Hospital elevators are hotbeds for far more cooties than toilet seats, according to Canadian researchers at the University of Toronto. They found that bacteria typically thrive on elevator buttons, although few of them were considered clinically dangerous. Their study was published in Open Medicine.
Researchers report they swabbed 120 elevator buttons and 96 toilet surfaces at different times at three teaching hospitals in Toronto, Ontario. They swabbed buttons on the elevators, as well as bathroom doors, the privacy latches and the toilet flush handle.

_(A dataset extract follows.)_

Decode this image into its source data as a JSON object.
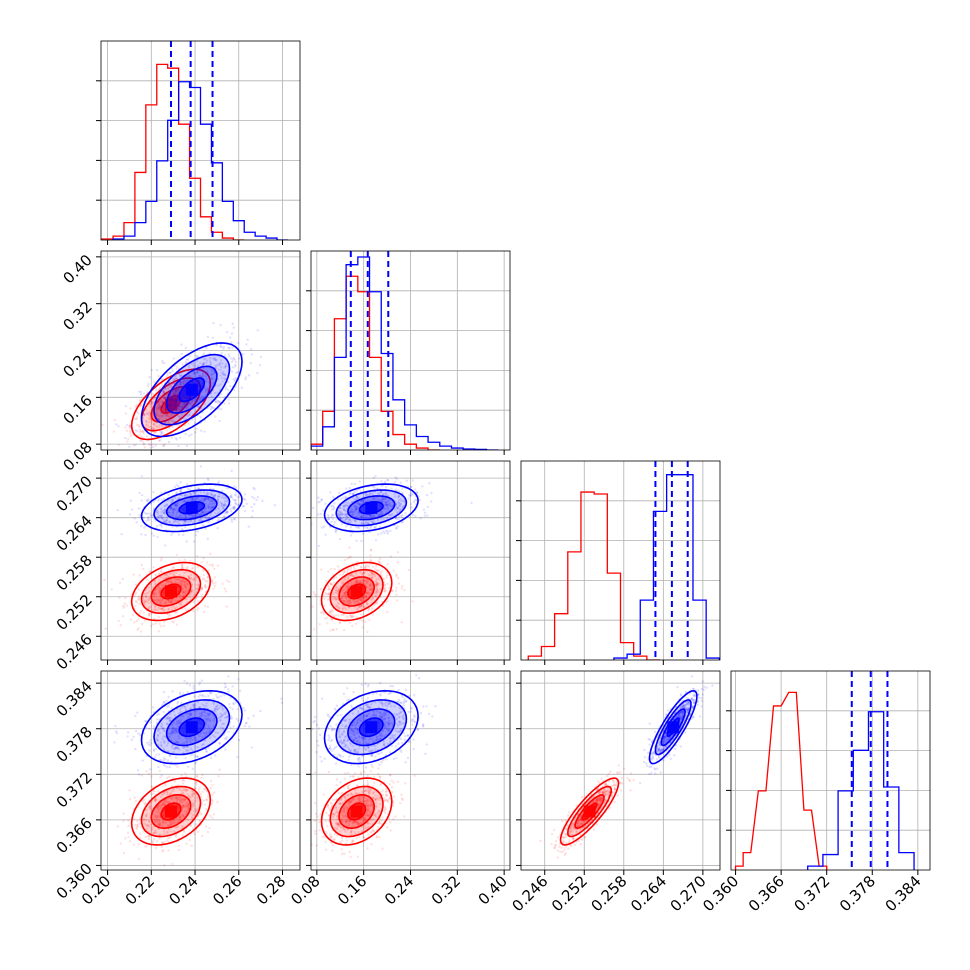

They reported that 61% of the elevator buttons bore pathogens, and that neither the location of the buttons; the days of the week nor the position on the panels, seemed to matter.
The most common organism cultured was c-negative staphylococci. Enterococcus and Pseudomonas were found but were less common.
Toilet surfaces bore serious bacteria 43% of the time.
Incidentally, elevators are not the only bacteria breeding ground. The Society for Healthcare Epidemiology recommends appropriete dress codes in order to reduce the spread of infections like C. diff and MRSA. Physicians should avoid wearing long sleeves, wristwatches, neckties and jewelry, and wear sturdy, closed-toed shoes, they say. Physicians should wash their lab coats far more often, too.